De mémoire, je ne connais que très peu de disques ayant autant brûlé de platines que celui-ci.
Sorti en 1977, la même année que le premier Star Wars de George Lucas, Let There be Rock est au hard rock ce que la Guerre des Etoiles fut au cinéma : un tremplin pour la production d’une saga qui allait enflammer le monde entier. Enregistré aux Albert Studios de Sydney sur une période de deux mois, cet album furieusement survolté ne souffle la comparaison avec aucun autre. Electriquement transmissible, le rock d’AC/DC prend ici une dimension épileptique qu’on ne lui connaissait pas. Le travail de production de Vanda et Young est sans faille. C’est carré, rentre-dedans et à l’évidence il n’a pas été question, une seconde, de prendre en compte d’éventuels dommages collatéraux. Une certitude, hormis des compositions irrésistibles, le son est véritablement l’arme fatale de cet album.
Let There Be Rock ne caresse pas dans le sens du poil. Il le hérisse et c’est là toute la différence avec ses prédécesseurs.

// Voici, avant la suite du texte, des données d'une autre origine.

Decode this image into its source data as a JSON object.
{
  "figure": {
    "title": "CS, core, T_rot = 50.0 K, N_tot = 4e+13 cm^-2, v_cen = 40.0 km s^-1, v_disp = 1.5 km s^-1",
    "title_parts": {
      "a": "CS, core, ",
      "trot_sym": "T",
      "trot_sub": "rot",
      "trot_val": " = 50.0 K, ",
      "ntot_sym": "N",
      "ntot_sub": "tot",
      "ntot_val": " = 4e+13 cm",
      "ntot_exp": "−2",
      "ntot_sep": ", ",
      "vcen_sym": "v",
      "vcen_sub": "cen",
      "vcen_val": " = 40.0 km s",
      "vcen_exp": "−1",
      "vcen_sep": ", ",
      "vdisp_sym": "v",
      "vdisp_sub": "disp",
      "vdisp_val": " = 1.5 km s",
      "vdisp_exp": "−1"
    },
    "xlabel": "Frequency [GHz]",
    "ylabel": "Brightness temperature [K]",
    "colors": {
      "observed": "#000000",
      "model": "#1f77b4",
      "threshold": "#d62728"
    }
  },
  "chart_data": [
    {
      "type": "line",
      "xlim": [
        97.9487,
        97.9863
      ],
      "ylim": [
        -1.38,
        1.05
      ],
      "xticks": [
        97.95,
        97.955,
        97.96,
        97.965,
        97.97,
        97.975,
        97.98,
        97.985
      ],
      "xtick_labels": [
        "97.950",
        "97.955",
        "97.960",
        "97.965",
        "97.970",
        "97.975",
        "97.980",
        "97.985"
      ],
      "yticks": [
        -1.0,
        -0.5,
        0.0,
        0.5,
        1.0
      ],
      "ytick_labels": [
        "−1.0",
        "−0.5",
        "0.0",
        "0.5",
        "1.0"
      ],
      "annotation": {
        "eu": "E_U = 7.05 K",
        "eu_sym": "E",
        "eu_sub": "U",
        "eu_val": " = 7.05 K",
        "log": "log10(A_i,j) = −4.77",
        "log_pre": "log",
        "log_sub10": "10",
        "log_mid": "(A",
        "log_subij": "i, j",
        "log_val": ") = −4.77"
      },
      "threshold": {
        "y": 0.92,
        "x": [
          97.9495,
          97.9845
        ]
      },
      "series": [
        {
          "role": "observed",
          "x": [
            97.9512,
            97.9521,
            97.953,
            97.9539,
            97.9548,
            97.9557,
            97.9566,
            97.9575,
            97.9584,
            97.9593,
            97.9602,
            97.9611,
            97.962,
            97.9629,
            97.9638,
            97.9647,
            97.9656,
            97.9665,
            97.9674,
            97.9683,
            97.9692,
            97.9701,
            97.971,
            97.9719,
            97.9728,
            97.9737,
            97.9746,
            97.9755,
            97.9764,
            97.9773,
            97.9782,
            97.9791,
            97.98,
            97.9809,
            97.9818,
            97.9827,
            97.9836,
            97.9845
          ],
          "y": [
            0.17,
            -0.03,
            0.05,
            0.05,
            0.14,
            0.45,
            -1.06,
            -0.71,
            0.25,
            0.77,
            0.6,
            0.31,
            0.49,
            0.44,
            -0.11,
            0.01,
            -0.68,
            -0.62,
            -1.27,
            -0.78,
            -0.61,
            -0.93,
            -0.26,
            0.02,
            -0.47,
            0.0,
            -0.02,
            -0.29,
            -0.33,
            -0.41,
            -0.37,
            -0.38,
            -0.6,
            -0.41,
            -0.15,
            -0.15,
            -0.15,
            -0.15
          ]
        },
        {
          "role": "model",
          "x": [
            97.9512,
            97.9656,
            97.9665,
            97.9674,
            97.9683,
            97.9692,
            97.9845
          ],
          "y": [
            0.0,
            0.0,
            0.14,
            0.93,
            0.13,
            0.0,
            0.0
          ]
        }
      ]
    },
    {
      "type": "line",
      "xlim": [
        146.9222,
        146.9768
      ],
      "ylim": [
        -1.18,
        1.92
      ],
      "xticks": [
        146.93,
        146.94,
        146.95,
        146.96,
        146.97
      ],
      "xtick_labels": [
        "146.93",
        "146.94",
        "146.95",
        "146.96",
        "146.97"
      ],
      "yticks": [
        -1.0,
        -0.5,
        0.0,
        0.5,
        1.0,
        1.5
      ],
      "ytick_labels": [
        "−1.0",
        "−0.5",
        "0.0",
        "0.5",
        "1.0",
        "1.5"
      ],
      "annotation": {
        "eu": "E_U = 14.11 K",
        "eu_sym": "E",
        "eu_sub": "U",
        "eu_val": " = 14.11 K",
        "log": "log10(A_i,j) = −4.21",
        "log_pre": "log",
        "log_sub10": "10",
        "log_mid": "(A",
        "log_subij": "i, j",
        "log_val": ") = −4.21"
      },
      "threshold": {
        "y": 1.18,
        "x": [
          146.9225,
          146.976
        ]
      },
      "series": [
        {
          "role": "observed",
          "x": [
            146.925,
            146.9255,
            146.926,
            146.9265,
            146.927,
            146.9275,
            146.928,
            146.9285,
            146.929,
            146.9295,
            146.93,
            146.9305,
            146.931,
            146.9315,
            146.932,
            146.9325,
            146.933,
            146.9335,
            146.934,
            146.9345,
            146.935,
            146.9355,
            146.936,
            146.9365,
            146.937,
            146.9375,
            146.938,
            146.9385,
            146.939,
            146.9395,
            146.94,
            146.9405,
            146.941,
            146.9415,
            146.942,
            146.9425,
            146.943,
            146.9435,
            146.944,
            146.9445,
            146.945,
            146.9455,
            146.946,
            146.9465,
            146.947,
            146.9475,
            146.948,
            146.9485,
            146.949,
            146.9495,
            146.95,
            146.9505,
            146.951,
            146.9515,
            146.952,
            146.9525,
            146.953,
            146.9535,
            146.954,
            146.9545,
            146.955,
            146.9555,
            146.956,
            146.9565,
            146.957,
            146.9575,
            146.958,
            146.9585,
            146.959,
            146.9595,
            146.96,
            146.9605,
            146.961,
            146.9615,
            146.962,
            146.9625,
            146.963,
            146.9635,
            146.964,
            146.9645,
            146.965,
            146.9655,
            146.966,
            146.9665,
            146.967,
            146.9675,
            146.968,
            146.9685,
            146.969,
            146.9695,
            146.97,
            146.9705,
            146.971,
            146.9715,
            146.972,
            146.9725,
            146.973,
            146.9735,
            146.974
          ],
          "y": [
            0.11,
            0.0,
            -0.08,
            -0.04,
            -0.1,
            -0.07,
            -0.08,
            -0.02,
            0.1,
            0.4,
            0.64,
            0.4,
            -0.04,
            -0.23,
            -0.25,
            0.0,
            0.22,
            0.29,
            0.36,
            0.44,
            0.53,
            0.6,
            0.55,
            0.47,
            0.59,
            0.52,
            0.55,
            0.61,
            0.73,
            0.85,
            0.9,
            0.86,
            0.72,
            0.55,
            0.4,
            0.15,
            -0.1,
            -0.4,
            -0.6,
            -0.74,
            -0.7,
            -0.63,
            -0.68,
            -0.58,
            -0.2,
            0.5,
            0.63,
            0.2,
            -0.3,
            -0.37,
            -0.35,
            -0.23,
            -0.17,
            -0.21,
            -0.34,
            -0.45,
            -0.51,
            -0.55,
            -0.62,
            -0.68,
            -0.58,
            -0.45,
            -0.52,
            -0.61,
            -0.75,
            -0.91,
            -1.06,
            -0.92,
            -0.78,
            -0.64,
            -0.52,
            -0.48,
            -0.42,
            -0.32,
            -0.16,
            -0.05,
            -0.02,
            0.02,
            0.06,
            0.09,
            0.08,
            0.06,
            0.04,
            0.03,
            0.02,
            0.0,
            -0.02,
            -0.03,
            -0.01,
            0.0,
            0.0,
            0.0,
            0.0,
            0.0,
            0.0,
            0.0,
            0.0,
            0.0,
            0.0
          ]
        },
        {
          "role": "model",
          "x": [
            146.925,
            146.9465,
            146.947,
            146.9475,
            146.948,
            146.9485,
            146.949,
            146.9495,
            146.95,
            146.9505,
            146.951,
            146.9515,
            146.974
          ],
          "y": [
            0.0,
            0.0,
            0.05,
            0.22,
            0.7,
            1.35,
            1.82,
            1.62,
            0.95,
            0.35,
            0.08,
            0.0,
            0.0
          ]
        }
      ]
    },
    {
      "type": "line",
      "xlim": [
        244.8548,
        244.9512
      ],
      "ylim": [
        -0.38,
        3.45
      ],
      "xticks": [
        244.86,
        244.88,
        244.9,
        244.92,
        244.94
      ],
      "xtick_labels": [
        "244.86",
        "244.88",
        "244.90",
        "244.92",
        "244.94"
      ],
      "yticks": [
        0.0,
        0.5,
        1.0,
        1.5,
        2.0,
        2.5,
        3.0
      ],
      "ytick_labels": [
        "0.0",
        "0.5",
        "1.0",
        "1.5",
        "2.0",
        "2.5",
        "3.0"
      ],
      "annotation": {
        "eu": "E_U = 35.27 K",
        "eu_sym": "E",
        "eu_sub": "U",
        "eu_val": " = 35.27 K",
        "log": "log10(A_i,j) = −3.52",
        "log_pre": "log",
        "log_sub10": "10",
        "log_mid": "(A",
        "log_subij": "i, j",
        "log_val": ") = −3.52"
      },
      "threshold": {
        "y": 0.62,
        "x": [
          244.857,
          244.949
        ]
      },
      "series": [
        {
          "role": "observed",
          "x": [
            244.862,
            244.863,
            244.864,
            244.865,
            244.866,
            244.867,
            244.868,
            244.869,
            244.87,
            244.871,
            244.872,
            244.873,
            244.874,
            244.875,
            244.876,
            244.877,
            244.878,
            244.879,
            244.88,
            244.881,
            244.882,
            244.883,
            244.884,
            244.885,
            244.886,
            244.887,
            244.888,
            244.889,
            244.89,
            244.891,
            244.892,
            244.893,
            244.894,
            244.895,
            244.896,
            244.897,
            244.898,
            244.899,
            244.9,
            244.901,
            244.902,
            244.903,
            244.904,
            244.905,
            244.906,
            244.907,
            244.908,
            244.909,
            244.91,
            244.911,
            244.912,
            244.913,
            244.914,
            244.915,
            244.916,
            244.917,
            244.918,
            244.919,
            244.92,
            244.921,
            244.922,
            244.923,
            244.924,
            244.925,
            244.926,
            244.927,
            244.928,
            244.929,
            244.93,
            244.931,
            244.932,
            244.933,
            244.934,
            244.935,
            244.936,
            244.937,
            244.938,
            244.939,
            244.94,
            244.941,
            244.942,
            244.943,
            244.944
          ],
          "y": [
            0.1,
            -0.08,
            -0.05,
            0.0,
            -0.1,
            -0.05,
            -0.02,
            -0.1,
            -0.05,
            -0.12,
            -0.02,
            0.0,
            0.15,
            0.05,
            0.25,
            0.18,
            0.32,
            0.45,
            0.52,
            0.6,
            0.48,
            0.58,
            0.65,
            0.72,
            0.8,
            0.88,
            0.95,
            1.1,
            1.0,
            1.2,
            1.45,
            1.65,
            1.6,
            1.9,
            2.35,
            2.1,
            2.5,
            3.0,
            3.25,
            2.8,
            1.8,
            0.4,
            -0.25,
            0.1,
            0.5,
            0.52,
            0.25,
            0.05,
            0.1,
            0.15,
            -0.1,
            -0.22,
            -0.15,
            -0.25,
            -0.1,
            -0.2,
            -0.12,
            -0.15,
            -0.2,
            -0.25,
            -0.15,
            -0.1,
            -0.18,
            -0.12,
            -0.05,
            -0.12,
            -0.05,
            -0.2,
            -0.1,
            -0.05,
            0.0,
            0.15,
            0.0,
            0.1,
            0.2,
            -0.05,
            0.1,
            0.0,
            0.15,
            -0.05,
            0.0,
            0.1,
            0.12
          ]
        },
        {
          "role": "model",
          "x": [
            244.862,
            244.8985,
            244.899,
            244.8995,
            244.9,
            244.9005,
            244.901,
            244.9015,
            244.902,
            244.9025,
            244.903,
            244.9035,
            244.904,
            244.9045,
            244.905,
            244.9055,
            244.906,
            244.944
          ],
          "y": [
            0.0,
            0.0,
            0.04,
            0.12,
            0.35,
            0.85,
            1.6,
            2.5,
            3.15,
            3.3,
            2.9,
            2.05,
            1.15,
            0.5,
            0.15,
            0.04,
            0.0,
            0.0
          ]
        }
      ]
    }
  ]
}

En général, tous ceux qui l’ont entendu au moins une fois en redemande. Vacciné boogie wonder blues dès les premiers accords, l’électricité ne retombe que rarement sur le pressage européen, alors que sur la version australienne le splendide Crabsody In Blue, au titre évocateur, vient mettre un peu de crème là où ça fait mal. Sans ce prendre au sérieux, les paroles en attestent, le rock délivré ici ne boude ni son plaisir, ni le nôtre. On est entre copains, entre frères de beuveries et d’éclates en tous genres. Avec cette rythmique qui exorcise toute velléité de retraite, cette voix unique qui scande One Night In A Club Called The Shakin Hand, on entre de plein pied dans la légende.
Nul besoin de détailler cet album capital. Laissez le vous séduire par ses mauvaises manières, sa gouaille inimitable et ses parties de guitares à dérapages non contrôlés. D’ici quelques années, c’est un AC/DC plus policé que le monde découvrira au travers d’un hard rock beaucoup plus présentable. Alors, en attendant que les repères des uns se brouillent et que les autres ni voient que du feu, vibrez authentique, vibrez Let There Be Rock. Parcouru de riffs haute densité, ce disque tout en distorsion est un épisode unique dont les effets spéciaux martèlent encore l’histoire du rock.